Out here in Long Island, you can really see the damage caused by Hurricane Sandy. Trees are down everywhere, there’s construction on all sides. Yet New York City is trying to shut down its hurricane relief centers. FEMA requires loan applications to be in by December 31. Today the New York Times ran quotes from people calling Sandy the storm of a lifetime, who are planning to rebuild in places where the flooding was most devastating.
So let’s review the climate change situation one last time in 2012. To have experienced a month that was not warmer than the historic average, you must now be at least 27 years old. That means close to 50% of the world’s population has lived only in the time of warming. By all measures scientific and experiential, the climate is changing and the only debate is how fast.
This year, two major exit routes to climate disaster closed. With the desultory agreement at the Doha round of the UN climate change convention, even the most optimistic person has realized that national governments are not going to drive this agenda. For instance, the world’s developed nations are committed to donating about $60 billion to the poorest threatened nations to help them adapt. None has been forthcoming so far. Imagine if these countries were banks–they’d have ten times the cash.
Second, and more worrying, the global hydrocarbon industry has done an end run around the idea of “peak energy.” This much-touted idea from the 1990s suggested that the world’s reserves of fossil fuel were about to be used up and so alternatives would have to be found. The exploitation of natural gas by fracking, and the expectation that reserves under the Arctic and Greenland will become available once the ice melts, have changed all that. Scientists have created means to turn natural gas into diesel, of which there is currently a shortage, and the building blocks for plastics. In other words, the path is technically open not only to continue the fossil fuel economy but to expand it.
These points are not exactly unrelated. Politicians are easily influenced by immense wealth and there’s no money like oil money. The “recoverable reserves” of oil and gas now amount to $160 trillion, which is real money even these days–more in fact than all global equities markets. To take just one example, 85% of Nigeria’s oil revenues go to one per cent of the population. Of that money, some $300 billion is entirely unaccounted for. Living standards for the mass population have not improved during the oil exploitation period of Nigeria’s history. This is where the politics kicks in.

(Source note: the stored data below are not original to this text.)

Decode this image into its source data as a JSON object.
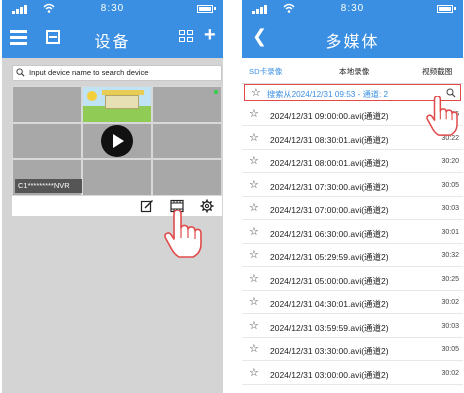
{
  "status_bar": {
    "time": "8:30"
  },
  "left_screen": {
    "title": "设备",
    "search": {
      "placeholder": "Input device name to search device"
    },
    "preview": {
      "device_label": "C1*********NVR"
    },
    "icons": [
      "menu-icon",
      "scan-icon",
      "grid-view-icon",
      "plus-icon",
      "edit-icon",
      "film-icon",
      "settings-icon",
      "pointer-hand-icon"
    ]
  },
  "right_screen": {
    "title": "多媒体",
    "tabs": [
      {
        "label": "SD卡录像",
        "active": true
      },
      {
        "label": "本地录像",
        "active": false
      },
      {
        "label": "视频截图",
        "active": false
      }
    ],
    "search_bar": {
      "text": "搜索从2024/12/31  09:53  -  通道:  2"
    },
    "recordings": [
      {
        "name": "2024/12/31  09:00:00.avi(通道2)",
        "duration": "30:15"
      },
      {
        "name": "2024/12/31  08:30:01.avi(通道2)",
        "duration": "30:22"
      },
      {
        "name": "2024/12/31  08:00:01.avi(通道2)",
        "duration": "30:20"
      },
      {
        "name": "2024/12/31  07:30:00.avi(通道2)",
        "duration": "30:05"
      },
      {
        "name": "2024/12/31  07:00:00.avi(通道2)",
        "duration": "30:03"
      },
      {
        "name": "2024/12/31  06:30:00.avi(通道2)",
        "duration": "30:01"
      },
      {
        "name": "2024/12/31  05:29:59.avi(通道2)",
        "duration": "30:32"
      },
      {
        "name": "2024/12/31  05:00:00.avi(通道2)",
        "duration": "30:25"
      },
      {
        "name": "2024/12/31  04:30:01.avi(通道2)",
        "duration": "30:02"
      },
      {
        "name": "2024/12/31  03:59:59.avi(通道2)",
        "duration": "30:03"
      },
      {
        "name": "2024/12/31  03:30:00.avi(通道2)",
        "duration": "30:05"
      },
      {
        "name": "2024/12/31  03:00:00.avi(通道2)",
        "duration": "30:02"
      }
    ]
  },
  "colors": {
    "accent": "#3a8fe2",
    "highlight_border": "#e14a4a",
    "background_gray": "#d4d4d4"
  }
}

Remember Occupy Nigeria? There was a reason why millions participated.
Because none of the oil, gas and tar is actually necessary as other research has shown:
A well-designed combination of wind power, solar power and storage in batteries and fuel cells would nearly always exceed electricity demands while keeping costs low.

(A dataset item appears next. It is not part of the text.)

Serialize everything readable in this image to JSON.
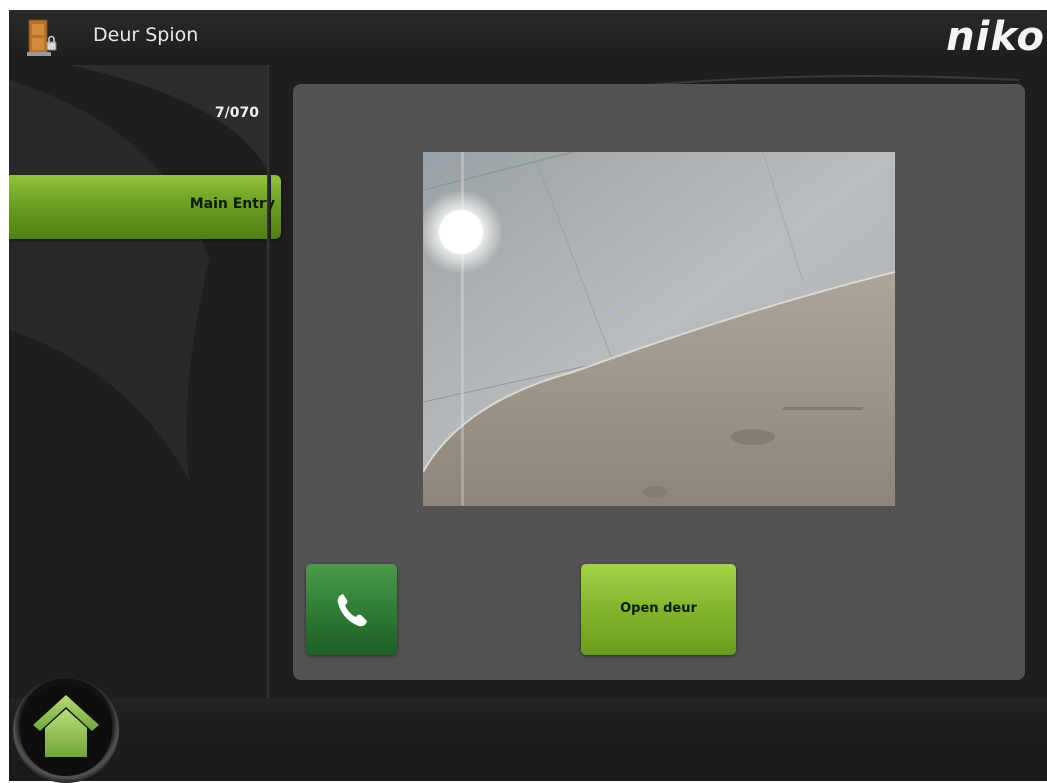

As Peter Rugh has recently shown in his excellent article on the Far Rockaways, this contradiction is now at the center of post-Sandy politics. He quotes Occupy Sandy activist Jessica Roth
“If the Rockaways were based on clean energy going into this we would have been in a completely different situation. We would have had battery packs off of solar that were storing energy. We would have had wind turbines off the coast, which can pull up to 30 miles an hour off winds coming into the shore.”
Meanwhile, State Senator Addabbo has his mind on gas. While he says he is opposed to fracking, a carbon intensive method of methane extraction widely opposed by environmentalists, he supports the construction of a 30-inch pipeline that Williams Transco plans to build that will pump highly-pressurized, inflammable, fracked gas through the Rockaways.

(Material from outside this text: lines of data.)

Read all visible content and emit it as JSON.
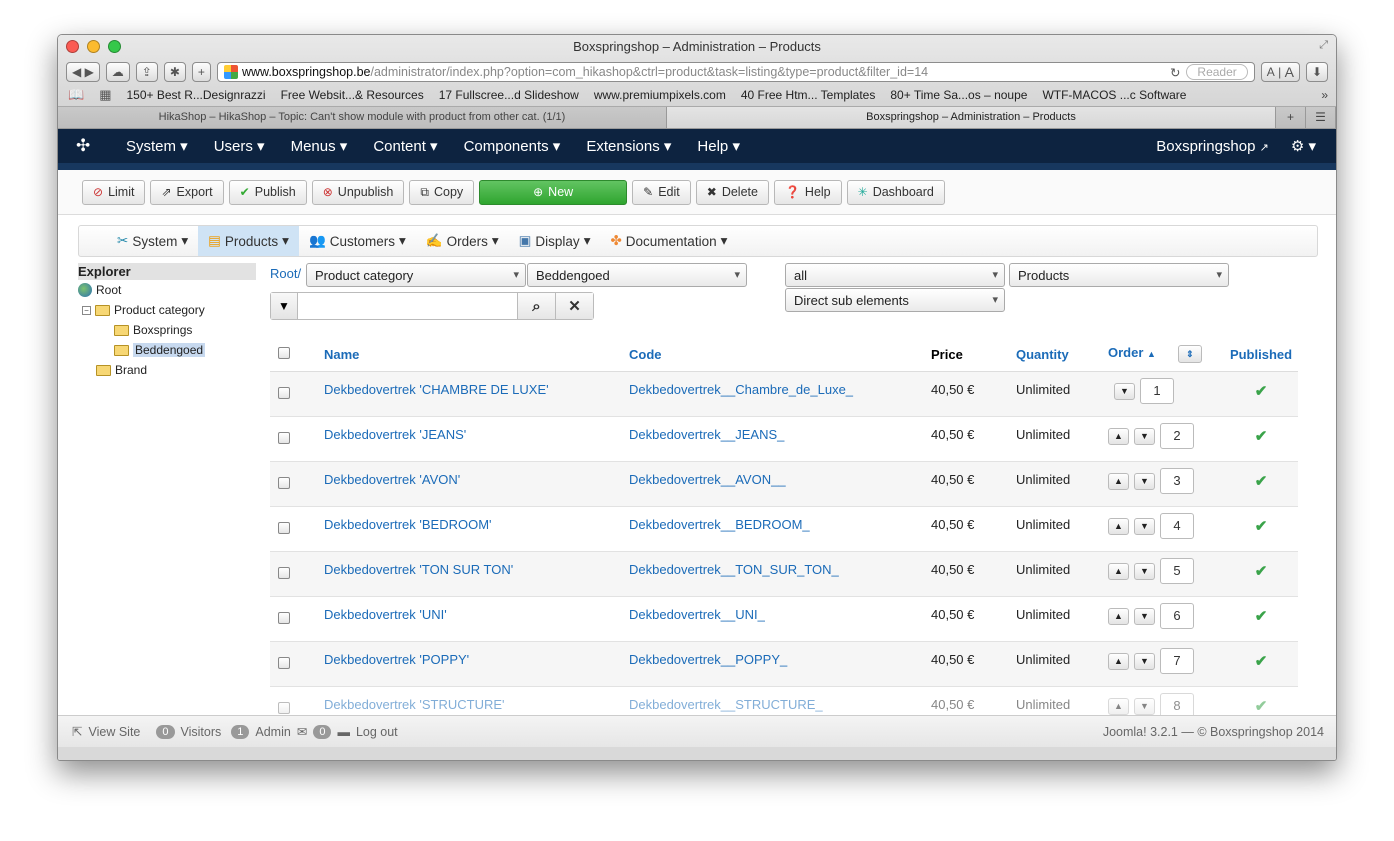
{
  "browser": {
    "window_title": "Boxspringshop – Administration – Products",
    "url_host": "www.boxspringshop.be",
    "url_path": "/administrator/index.php?option=com_hikashop&ctrl=product&task=listing&type=product&filter_id=14",
    "reader_label": "Reader",
    "font_small": "A",
    "font_large": "A",
    "bookmarks": [
      "150+ Best R...Designrazzi",
      "Free Websit...& Resources",
      "17 Fullscree...d Slideshow",
      "www.premiumpixels.com",
      "40 Free Htm... Templates",
      "80+ Time Sa...os – noupe",
      "WTF-MACOS ...c Software"
    ],
    "tabs": [
      "HikaShop – HikaShop – Topic: Can't show module with product from other cat. (1/1)",
      "Boxspringshop – Administration – Products"
    ]
  },
  "navbar": {
    "items": [
      "System",
      "Users",
      "Menus",
      "Content",
      "Components",
      "Extensions",
      "Help"
    ],
    "site_link": "Boxspringshop"
  },
  "toolbar": {
    "limit": "Limit",
    "export": "Export",
    "publish": "Publish",
    "unpublish": "Unpublish",
    "copy": "Copy",
    "new": "New",
    "edit": "Edit",
    "delete": "Delete",
    "help": "Help",
    "dashboard": "Dashboard"
  },
  "hikamenu": {
    "items": [
      "System",
      "Products",
      "Customers",
      "Orders",
      "Display",
      "Documentation"
    ]
  },
  "explorer": {
    "title": "Explorer",
    "root": "Root",
    "product_category": "Product category",
    "boxsprings": "Boxsprings",
    "beddengoed": "Beddengoed",
    "brand": "Brand"
  },
  "filters": {
    "root_link": "Root/",
    "category_type": "Product category",
    "category": "Beddengoed",
    "all": "all",
    "products": "Products",
    "sub_elements": "Direct sub elements",
    "search_value": ""
  },
  "grid": {
    "headers": {
      "name": "Name",
      "code": "Code",
      "price": "Price",
      "quantity": "Quantity",
      "order": "Order",
      "published": "Published"
    },
    "rows": [
      {
        "name": "Dekbedovertrek 'CHAMBRE DE LUXE'",
        "code": "Dekbedovertrek__Chambre_de_Luxe_",
        "price": "40,50 €",
        "qty": "Unlimited",
        "order": "1"
      },
      {
        "name": "Dekbedovertrek 'JEANS'",
        "code": "Dekbedovertrek__JEANS_",
        "price": "40,50 €",
        "qty": "Unlimited",
        "order": "2"
      },
      {
        "name": "Dekbedovertrek 'AVON'",
        "code": "Dekbedovertrek__AVON__",
        "price": "40,50 €",
        "qty": "Unlimited",
        "order": "3"
      },
      {
        "name": "Dekbedovertrek 'BEDROOM'",
        "code": "Dekbedovertrek__BEDROOM_",
        "price": "40,50 €",
        "qty": "Unlimited",
        "order": "4"
      },
      {
        "name": "Dekbedovertrek 'TON SUR TON'",
        "code": "Dekbedovertrek__TON_SUR_TON_",
        "price": "40,50 €",
        "qty": "Unlimited",
        "order": "5"
      },
      {
        "name": "Dekbedovertrek 'UNI'",
        "code": "Dekbedovertrek__UNI_",
        "price": "40,50 €",
        "qty": "Unlimited",
        "order": "6"
      },
      {
        "name": "Dekbedovertrek 'POPPY'",
        "code": "Dekbedovertrek__POPPY_",
        "price": "40,50 €",
        "qty": "Unlimited",
        "order": "7"
      },
      {
        "name": "Dekbedovertrek 'STRUCTURE'",
        "code": "Dekbedovertrek__STRUCTURE_",
        "price": "40,50 €",
        "qty": "Unlimited",
        "order": "8"
      }
    ]
  },
  "statusbar": {
    "view_site": "View Site",
    "visitors_count": "0",
    "visitors": "Visitors",
    "admin_count": "1",
    "admin": "Admin",
    "messages_count": "0",
    "logout": "Log out",
    "version": "Joomla! 3.2.1  —  © Boxspringshop 2014"
  }
}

This is a crossroads in national and international politics that Sandy has thrown into high relief here in New York. Renewable, local energy and a related localized politics interactive with its community–a sustainable democracy. Or a pipelined energy, controlled from afar by a small global elite.
This is why we occupied 2012 and how we must take the argument forward. It’s not a “climate” debate. The climate is a model for average temperatures and conditions. There isn’t a politics in a model. The question is how we respond to the change the model predicts, who benefits from that change, and whether those impacted by it will have a voice. It’s about freedom.